Bellamy also attempts to make his ideas more palatable to his audience with Julian West, a representative of the nineteenth century who is transported to the twentieth century. Because he is like them, Bellamy's audience can more easily identify with Julian, an enthusiastic supporter of Bellamy's ideal social system. Through Julian, Bellamy anticipates the questions and reservations of his audience. Through Doctor Leete, he rationally and systematically responds to these concerns. Doctor Leete, the kindly retired father, functions as an appealing mouthpiece for Bellamy's ideas on social reform. The relationship between Leete and Julian mirrors the relationship between Bellamy and his readers. He hopes that Julian's difficult and confusing conversion to Leete's philosophy will be mirrored in his readers.

Nineteenth-century society was in awe of its industrial system of private capital. Compared to a feudal, agricultural society, an industrial economy based on private capital was a far more efficient means to produce and accumulate wealth. It allowed the production of cheap, mass-produced goods, so it raised the standard of living. However, the wealth produced was concentrated firmly in the hands of the privileged few. Bellamy attempts to persuade his readers to his point of view by arguing that an economy based on publicly-owned capital would enhance the characteristics that nineteenth-century society admired most about their industrial system. He argues that his ideal society would be vastly more efficient; labor would never be idle, and supply would far more closely match demand. He argues that the frequent gluts, shortages, strikes, and business failures under an economic system run on competition are immense wastes that would be eliminated under a system based on communal cooperation.

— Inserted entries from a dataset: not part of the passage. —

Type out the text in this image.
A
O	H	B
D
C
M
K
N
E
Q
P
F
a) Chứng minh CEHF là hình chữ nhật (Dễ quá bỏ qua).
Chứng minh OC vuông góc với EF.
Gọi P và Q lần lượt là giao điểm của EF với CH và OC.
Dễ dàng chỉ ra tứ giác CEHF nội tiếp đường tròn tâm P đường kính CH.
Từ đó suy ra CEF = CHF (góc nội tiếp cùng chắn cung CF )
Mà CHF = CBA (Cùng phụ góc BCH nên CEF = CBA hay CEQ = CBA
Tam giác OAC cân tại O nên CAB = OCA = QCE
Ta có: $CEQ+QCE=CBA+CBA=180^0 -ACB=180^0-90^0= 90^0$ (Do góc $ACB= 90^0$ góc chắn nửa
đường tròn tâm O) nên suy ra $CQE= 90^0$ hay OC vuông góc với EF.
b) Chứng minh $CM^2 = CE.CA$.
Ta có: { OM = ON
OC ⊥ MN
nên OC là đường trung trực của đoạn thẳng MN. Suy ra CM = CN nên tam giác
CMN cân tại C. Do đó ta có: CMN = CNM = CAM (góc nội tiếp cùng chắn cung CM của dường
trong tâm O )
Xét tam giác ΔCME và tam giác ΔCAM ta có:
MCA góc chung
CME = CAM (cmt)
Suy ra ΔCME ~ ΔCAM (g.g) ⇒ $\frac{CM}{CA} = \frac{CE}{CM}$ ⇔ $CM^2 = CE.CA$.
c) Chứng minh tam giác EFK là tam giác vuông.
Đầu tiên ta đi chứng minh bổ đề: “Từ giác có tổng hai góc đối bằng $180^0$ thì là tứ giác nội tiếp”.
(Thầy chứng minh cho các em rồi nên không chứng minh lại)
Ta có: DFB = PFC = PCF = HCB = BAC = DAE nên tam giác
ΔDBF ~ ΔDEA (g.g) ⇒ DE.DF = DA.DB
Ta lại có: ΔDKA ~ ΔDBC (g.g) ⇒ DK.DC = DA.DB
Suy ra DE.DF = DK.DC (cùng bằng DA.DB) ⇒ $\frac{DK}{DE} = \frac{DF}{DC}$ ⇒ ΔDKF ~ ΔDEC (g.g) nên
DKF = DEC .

Although many members of nineteenth-century society were sensitive to the wide gap between the rich and the poor, many felt that there was no way to remove it. Others were insensitive, because they felt that the poor were inferior to the rich. Bellamy characterizes the rigid class stratification of the nineteenth century as a moral outrage, but he is aware of the danger that his readers will be alienated and insulted by the implied criticism directed at them. Therefore, he softens the blow by attributing this moral outrage to ignorance. Hence, Bellamy interweaves the appeals of rational logic and moral imperatives to draw his readers to his point of view. Although his ideal society still has yet to come into existence--and though the brutal, failed career of twentieth-century socialism may make it seem naive or obsolete-- Bellamy's novel was, in its own way, a success. Not only was it a popular hit, but it also influenced famous political, social, and economic theorists such as Thorstein Veblen, John Dewey, William Allen White, and others.